Docker gives you full control over your infrastructure and avoids vendor lock-in. It supports features that serverless platforms cannot provide, such as persistent WebSocket connections, background workers, cron jobs, and long-running processes. Docker deployments are also more cost-effective at scale because you pay for compute capacity rather than per-invocation pricing.
How much does it cost to run a Next.js app on ECS Fargate?
Costs depend on your task size and traffic patterns. A minimal setup with 0.25 vCPU and 0.5 GB memory running continuously costs roughly $10-15 per month. Running two tasks for high availability doubles that. You pay only for the compute time your containers use, and Fargate Spot can reduce costs further for fault-tolerant workloads.
Can I use ECS with EC2 instead of Fargate?
Yes. The EC2 launch type gives you more control over the underlying instances and can be cheaper for steady-state workloads using Reserved Instances or Savings Plans. Fargate is simpler because AWS manages provisioning, patching, and scaling the server infrastructure. Choose Fargate to start and migrate to EC2 if you need to optimize costs at scale.
How do I handle environment variables in ECS?
Store sensitive values like database URLs, API keys, and secrets in AWS Secrets Manager or SSM Parameter Store. Reference them in the secrets section of your task definition. Non-sensitive configuration like NODE_ENV can go in the environment section. Never bake secrets into your Docker image because anyone with access to the image can extract them.

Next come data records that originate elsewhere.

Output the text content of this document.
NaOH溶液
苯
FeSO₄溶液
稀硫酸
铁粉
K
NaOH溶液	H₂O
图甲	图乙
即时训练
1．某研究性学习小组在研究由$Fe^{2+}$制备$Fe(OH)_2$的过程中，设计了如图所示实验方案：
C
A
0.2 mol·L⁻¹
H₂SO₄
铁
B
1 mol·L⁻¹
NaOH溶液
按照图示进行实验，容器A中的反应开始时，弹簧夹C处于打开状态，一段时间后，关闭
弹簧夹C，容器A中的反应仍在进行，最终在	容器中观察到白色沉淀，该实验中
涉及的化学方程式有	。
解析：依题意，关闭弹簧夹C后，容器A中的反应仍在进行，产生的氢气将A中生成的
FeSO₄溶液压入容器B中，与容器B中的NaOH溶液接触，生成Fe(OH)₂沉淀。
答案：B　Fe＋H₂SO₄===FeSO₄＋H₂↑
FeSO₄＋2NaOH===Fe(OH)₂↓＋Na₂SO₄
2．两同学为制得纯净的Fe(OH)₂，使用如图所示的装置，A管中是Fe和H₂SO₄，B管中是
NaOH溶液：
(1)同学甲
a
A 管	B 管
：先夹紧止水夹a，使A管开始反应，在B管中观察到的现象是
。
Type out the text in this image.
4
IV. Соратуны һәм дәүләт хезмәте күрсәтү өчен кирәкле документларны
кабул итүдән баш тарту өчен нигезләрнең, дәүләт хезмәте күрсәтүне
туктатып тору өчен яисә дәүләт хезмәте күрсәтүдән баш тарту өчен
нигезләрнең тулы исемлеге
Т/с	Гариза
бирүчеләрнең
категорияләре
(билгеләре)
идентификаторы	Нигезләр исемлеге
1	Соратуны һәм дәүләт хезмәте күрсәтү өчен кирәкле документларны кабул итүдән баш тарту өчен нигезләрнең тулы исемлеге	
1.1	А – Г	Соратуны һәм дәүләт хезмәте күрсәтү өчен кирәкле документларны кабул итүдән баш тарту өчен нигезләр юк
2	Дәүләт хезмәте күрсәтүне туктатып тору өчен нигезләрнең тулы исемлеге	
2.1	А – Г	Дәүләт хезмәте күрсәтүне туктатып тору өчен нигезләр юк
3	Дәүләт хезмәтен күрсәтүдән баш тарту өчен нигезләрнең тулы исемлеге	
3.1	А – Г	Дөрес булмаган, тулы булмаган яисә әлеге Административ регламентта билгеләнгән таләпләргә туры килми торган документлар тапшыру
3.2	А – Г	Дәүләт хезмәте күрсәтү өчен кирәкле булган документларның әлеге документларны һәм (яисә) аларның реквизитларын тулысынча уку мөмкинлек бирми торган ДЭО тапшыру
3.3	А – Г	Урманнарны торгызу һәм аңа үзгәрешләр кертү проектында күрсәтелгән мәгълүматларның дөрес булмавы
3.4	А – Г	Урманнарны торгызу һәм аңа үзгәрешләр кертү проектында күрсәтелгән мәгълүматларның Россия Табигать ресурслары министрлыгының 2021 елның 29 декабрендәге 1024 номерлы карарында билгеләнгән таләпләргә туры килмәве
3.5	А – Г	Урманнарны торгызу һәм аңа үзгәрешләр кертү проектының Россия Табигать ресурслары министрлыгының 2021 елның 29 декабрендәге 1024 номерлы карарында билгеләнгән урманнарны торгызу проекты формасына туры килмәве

How do I set up a CI/CD pipeline for this deployment?
Use GitHub Actions with a workflow that triggers on pushes to your main branch. The workflow should build the Docker image, push it to ECR, and update the ECS service using the AWS CLI. Store your AWS credentials (AWS_ACCESS_KEY_ID and AWS_SECRET_ACCESS_KEY) as GitHub repository secrets. Use OIDC federation with IAM roles for a more secure alternative to long-lived credentials.